Governments Meet on Internet Regulations

U.S. government officials and companies are ramping up efforts to prevent this week’s international telecommunications treaty negotiations from giving authoritarian regimes more control over the Internet, even as the true extent of the threat remains disputed.

Starting this week, representatives from hundreds of countries are gathering at the World Conference on International Telecommunications in Dubai, hosted by the United Nations International Telecommunication Union.

International telecommunications regulations, which are overseen by the ITU, mainly address older telecom technologies like telephone service. Some countries have expressed interest in expanding their scope to cover Internet issues because the Internet is playing a larger role in communications in general.

The U.S. delegation, backed by vocal Internet companies and consumer advocates, will make the case that the international system for regulating Internet traffic should remain decentralized, rather than in the hands of the U.N. or specific governments. 

"The Internet is a decentralized network of networks and there is no one party—government or industry—that controls the Internet today. And that's a good thing," top U.S. telecommunications officials wrote on Friday in a blog post on the State Department website.

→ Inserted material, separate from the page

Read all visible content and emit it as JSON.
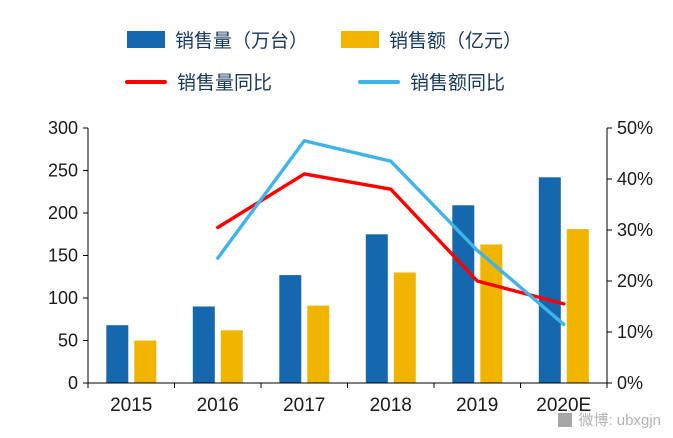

Companies like Google have taken the opportunity to rail against any increased government role in Internet governance.

"Some proposals could allow governments to justify the censorship of legitimate speech, or even cut off Internet access in their countries," Google's Vint Cerf wrote in a blog post. The Syrian regime was accused of doing just that during the recent political uprisings there, and denying access to Internet communications has been a weapon used by other repressive governments to stifle dissent.

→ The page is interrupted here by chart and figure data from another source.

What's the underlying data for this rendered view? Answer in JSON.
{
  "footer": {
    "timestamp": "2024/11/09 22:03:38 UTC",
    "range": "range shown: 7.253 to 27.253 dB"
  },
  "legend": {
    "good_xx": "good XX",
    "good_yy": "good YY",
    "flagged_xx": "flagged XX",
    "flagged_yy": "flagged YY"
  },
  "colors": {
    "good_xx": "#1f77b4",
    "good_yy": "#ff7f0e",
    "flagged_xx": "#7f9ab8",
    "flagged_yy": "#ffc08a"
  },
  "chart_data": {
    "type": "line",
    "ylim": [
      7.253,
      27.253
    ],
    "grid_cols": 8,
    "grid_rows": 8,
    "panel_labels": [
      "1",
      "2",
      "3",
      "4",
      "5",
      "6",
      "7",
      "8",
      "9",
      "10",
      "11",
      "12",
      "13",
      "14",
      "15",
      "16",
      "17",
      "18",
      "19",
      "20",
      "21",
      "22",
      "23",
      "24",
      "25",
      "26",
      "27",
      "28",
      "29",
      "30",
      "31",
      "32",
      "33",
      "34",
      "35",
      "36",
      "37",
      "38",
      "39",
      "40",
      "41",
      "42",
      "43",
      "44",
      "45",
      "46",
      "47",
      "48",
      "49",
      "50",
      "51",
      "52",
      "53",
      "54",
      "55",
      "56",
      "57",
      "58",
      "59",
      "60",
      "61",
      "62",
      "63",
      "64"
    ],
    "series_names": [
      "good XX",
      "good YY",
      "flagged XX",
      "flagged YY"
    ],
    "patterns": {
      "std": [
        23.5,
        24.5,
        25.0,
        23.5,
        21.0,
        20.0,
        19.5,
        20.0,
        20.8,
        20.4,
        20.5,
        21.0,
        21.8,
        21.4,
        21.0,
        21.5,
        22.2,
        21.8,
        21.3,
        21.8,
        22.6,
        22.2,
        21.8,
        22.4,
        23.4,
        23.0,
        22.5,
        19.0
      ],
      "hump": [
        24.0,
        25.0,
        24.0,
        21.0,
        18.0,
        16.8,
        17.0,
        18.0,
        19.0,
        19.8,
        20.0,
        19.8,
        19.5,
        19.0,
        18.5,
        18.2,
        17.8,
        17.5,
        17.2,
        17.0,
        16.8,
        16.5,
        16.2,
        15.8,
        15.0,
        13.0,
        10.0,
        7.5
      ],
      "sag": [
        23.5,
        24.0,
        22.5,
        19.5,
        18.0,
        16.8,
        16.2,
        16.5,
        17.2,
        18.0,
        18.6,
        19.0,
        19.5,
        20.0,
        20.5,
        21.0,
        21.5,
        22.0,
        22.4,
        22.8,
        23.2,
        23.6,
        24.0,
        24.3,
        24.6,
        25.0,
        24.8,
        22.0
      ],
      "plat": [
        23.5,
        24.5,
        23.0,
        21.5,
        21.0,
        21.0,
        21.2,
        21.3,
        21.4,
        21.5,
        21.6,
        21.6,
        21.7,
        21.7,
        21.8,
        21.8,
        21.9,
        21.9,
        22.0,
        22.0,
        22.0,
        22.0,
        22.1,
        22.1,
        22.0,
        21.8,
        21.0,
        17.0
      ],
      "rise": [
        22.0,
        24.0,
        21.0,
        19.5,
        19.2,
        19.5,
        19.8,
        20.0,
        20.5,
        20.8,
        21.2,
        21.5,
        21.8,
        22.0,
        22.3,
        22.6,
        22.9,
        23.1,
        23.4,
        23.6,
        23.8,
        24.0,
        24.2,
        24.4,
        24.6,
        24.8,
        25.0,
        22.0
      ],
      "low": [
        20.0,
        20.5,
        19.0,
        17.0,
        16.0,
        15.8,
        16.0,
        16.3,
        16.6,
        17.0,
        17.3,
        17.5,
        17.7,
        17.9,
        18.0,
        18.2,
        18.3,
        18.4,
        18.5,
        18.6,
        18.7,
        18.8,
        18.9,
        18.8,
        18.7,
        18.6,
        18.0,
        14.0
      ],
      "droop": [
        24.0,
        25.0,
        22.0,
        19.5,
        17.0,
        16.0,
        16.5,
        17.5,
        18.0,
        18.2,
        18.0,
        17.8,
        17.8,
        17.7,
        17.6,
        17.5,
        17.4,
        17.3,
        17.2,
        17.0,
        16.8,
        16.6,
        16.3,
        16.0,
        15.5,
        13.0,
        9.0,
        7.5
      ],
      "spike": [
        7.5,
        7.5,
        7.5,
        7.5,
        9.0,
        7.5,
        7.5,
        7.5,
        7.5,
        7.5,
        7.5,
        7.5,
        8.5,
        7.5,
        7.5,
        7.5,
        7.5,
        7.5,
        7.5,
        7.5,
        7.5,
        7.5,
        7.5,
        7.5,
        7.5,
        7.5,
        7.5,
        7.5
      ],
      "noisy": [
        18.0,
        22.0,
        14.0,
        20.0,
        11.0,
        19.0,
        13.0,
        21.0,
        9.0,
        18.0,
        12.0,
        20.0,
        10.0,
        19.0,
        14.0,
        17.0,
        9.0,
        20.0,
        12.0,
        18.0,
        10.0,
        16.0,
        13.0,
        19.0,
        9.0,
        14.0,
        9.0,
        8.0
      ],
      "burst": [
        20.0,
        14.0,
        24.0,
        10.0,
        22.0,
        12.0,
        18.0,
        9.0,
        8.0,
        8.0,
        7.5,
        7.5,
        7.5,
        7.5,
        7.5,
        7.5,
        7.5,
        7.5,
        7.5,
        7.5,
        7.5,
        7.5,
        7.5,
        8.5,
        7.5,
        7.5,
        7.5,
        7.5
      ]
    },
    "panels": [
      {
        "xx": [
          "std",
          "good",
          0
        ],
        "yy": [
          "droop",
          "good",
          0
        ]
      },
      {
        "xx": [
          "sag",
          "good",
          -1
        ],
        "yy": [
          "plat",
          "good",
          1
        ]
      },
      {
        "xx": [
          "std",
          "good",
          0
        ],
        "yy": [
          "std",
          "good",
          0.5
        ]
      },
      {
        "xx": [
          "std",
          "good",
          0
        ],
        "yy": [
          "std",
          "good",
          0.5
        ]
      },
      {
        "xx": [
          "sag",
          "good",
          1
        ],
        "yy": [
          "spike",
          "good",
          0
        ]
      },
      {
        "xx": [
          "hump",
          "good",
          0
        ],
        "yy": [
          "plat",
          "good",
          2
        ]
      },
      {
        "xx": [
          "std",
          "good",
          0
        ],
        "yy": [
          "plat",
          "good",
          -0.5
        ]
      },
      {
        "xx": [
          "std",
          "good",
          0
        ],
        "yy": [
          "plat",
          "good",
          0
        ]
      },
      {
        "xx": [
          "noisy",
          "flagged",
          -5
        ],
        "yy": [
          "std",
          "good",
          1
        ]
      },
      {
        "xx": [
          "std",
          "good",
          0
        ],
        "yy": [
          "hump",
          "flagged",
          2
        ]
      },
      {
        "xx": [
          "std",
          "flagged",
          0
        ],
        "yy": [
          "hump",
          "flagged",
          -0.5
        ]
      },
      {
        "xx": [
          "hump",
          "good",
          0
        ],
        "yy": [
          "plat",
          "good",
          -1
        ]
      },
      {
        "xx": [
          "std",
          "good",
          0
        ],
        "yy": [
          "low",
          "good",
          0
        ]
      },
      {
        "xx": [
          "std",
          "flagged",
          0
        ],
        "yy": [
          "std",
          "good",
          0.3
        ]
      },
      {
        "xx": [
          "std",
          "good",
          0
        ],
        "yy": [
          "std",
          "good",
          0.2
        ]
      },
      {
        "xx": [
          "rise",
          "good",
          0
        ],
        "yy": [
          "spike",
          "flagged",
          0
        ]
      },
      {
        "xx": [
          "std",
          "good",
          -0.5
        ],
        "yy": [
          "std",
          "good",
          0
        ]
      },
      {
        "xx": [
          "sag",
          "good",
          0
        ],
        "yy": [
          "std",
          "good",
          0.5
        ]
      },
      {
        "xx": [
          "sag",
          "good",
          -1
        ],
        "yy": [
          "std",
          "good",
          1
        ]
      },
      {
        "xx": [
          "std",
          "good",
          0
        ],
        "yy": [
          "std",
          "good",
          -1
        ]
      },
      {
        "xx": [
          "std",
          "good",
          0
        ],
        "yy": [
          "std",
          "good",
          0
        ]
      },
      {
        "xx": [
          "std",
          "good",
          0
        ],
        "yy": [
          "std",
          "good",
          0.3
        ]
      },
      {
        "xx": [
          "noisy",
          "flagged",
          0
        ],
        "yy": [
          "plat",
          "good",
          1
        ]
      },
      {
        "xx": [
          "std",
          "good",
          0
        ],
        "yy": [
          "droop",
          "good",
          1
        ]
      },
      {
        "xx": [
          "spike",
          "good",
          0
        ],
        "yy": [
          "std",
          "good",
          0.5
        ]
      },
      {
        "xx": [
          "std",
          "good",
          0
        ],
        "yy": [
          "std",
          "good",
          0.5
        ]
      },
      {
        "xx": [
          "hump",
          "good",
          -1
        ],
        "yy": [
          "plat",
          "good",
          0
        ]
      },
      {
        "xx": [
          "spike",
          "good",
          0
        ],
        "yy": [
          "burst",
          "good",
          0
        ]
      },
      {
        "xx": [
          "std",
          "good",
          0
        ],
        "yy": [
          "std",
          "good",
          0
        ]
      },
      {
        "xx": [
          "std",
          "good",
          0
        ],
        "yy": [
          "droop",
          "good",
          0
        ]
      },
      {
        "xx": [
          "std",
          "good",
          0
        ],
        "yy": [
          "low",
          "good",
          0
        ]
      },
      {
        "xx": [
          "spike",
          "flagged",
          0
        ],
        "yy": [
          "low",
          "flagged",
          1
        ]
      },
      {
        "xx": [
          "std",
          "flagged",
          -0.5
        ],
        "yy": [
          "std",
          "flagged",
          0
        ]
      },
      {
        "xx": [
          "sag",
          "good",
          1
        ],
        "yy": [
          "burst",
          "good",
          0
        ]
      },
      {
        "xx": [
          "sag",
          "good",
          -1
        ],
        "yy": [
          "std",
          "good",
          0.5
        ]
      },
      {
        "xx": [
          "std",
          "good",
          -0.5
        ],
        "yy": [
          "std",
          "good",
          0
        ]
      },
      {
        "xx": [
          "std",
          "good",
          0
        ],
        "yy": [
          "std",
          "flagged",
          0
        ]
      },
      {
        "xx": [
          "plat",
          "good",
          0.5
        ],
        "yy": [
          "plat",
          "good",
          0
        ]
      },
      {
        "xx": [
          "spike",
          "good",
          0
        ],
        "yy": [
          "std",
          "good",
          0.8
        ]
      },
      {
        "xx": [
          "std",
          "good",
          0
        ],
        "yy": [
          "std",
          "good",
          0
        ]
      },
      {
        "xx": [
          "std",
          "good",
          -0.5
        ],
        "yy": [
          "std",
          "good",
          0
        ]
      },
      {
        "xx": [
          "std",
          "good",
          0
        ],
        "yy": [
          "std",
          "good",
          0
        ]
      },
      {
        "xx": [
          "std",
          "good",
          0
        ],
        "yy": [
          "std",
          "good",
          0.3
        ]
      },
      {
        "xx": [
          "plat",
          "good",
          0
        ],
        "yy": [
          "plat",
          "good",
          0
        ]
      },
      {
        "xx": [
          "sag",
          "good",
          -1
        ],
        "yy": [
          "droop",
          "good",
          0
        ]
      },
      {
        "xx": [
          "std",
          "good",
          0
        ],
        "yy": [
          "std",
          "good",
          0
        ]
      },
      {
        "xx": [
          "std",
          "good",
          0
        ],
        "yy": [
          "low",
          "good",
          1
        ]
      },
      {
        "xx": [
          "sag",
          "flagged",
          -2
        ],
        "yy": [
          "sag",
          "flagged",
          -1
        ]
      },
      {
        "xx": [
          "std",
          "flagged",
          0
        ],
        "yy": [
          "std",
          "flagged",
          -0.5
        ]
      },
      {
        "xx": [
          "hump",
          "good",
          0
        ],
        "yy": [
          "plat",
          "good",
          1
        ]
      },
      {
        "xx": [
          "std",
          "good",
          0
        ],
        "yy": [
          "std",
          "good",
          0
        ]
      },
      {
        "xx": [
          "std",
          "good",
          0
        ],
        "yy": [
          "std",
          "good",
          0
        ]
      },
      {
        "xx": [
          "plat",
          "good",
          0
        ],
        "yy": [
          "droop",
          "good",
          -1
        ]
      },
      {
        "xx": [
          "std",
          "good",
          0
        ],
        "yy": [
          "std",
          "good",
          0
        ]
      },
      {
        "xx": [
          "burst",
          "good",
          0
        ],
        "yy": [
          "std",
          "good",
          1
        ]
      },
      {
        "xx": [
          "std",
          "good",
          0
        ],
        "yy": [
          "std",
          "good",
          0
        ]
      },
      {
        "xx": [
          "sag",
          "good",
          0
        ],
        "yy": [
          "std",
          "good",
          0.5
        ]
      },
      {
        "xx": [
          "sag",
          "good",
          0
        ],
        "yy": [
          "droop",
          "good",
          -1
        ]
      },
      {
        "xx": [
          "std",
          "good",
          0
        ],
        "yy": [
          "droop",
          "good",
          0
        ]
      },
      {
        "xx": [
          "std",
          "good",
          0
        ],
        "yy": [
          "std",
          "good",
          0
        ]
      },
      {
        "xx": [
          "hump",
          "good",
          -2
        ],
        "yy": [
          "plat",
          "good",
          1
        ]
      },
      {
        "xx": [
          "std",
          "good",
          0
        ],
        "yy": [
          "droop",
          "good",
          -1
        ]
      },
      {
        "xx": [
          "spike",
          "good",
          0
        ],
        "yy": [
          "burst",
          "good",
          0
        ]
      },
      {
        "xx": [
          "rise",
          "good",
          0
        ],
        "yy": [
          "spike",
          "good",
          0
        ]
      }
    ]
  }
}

Google has asked its users to sign an online petition opposing the ITU’s “closed-door meeting” that could “increase censorship and regulate the Web.”

The cause has bipartisan support in Congress, where lawmakers passed resolutions urging the U.S. to oppose any efforts to have the U.N. take a greater role in controlling the flow of Internet traffic. But the treaty process can't force the United States to do anything it doesn't want, and ITU officials deny any nefarious plot.

"Contrary to some of the sensationalist claims in the press, WCIT‑12 is definitively not about taking control of the Internet, especially in terms of the management of the Internet’s critical resources, such as names and addresses," ITU Secretary General Hamadoun Touré said last month. "Also WCIT‑12 is not in any way about restricting people’s freedom of expression or freedom of speech."

And even some company executives admit that the danger is likely to be less sensational than some kind of U.N. takeover of the Internet.

AT&T Vice President Jim Cicconi said that the most realistic danger is that authoritarian regimes will seek to use the negotiations to legitimize or provide a "legal underpinning" for their repressive Internet policies. "It would be a shame and embarrassment if the ITU provided that for them," he said.